Einstige BA-Zentrale

Feuer in Wiener Innenstadt - 100 Mann im Einsatz

Wien
18.11.2011 10:45
Aus noch ungeklärter Ursache ist am Freitag gegen 3 Uhr früh an der Baustelle bei der ehemaligen Bank-Austria-Zentrale Am Hof im ersten Wiener Gemeindebezirk ein Brand ausgebrochen. Mehr als 100 Mann waren bei den Löscharbeiten im Einsatz, der Brand konnte gegen 6 Uhr unter Kontrolle gebracht werden. Das Gebäude wurde durch die Flammen schwer beschädigt, es gibt keine Verletzten.

Das historische Bankgebäude am Hof, in der sich der Brand gegen 3 Uhr früh entwickelt hatte, ist seit längerer Zeit eine Baustelle. Als die Feuerwehr anrückte, züngelten Flammen erst aus einem Fenster, "die Durchzündung" sei jedoch gewaltig gewesen, schilderte der erstangekommene Bereitschaftsoffizier Christian Feiler. Binnen kürzester Zeit brannte es aus allen Fenstern.

"Feuerwehrleute aus der halben Stadt unterwegs"
Die Einsatzkräfte riefen zunächst Alarmstufe 3 aus und bekämpften die Flammen über Stunden. Gegen 7 Uhr konnte "bis auf Glutnester Brand aus" gegeben werden, wie die Feuerwehr berichtete. Bis zu diesem Zeitpunkt waren etwa 30 Fahrzeuge sowie mehr als 100 Mann im Einsatz. "In der Größenordnung sind bereits Feuerwehrleute aus der halben Stadt unterwegs", so Feiler.

Um etwa 7.30 Uhr wurde auf Alarmstufe 2 zur Durchführung der Aufräum- und Nachlöscharbeiten reduziert, um 10.45 Uhr der Alarm gänzlich aufgehoben. Das Ablöschen der Glutnester dürfte noch bis Samstag notwendig sei, sagte Einsatzleiter Rainer Haslinger.

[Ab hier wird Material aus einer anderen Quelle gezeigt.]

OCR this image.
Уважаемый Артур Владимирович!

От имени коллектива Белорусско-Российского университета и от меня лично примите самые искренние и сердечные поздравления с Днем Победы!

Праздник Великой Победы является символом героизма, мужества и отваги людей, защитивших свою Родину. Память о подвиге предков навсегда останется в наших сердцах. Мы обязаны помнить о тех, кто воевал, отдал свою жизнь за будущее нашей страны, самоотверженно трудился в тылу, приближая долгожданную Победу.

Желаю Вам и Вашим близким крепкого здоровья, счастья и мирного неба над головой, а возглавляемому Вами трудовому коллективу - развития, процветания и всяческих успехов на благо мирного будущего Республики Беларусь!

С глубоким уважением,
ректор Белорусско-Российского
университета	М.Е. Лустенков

Historischer Festsaal wurde völlig zerstört
Das Gebäude sei schwer in Mitleidenschaft gezogen worden, sagte Haslinger, so wurde der historische Festsaal im ersten Stock durch den Brand völlig zerstört. In Folge des Feuers seien zudem statische Probleme aufgetaucht, deren Ausgang noch unklar sei. So bestehe die Gefahr, dass die Decke über dem historischen und denkmalgeschützten Kassensaal einstürze und dieser völlig zerstört werde. Bis auf Statiker und Brandbekämpfer darf derzeit niemand das Gebäude betreten.

Schäden entstanden auch in angrenzenden Gebäuden. Zwar wurde die Kirche Am Hof vor einem Übergriff der Flammen bewahrt, ein Teil des Kirchenkomplexes, der zur ehemaligen Bank gehört, sowie das dahinterliegende Konventsgebäude der Schulschwestern von Sarajevo in der Seitzergasse wurden dennoch in Mitleidenschaft gezogen - Fensterscheiben barsten und Fensterstöcke wurden beschädigt.

Der Platz Am Hof wurde abgesperrt, wiewohl sich trotz der Uhrzeit zahlreiche Schaulustige versammelten, um die verrußte Fassade der früheren Bankzentrale zu inspizieren, aus der immer wieder weiße Dampfwolken von verdunstetem Löschwasser stiegen.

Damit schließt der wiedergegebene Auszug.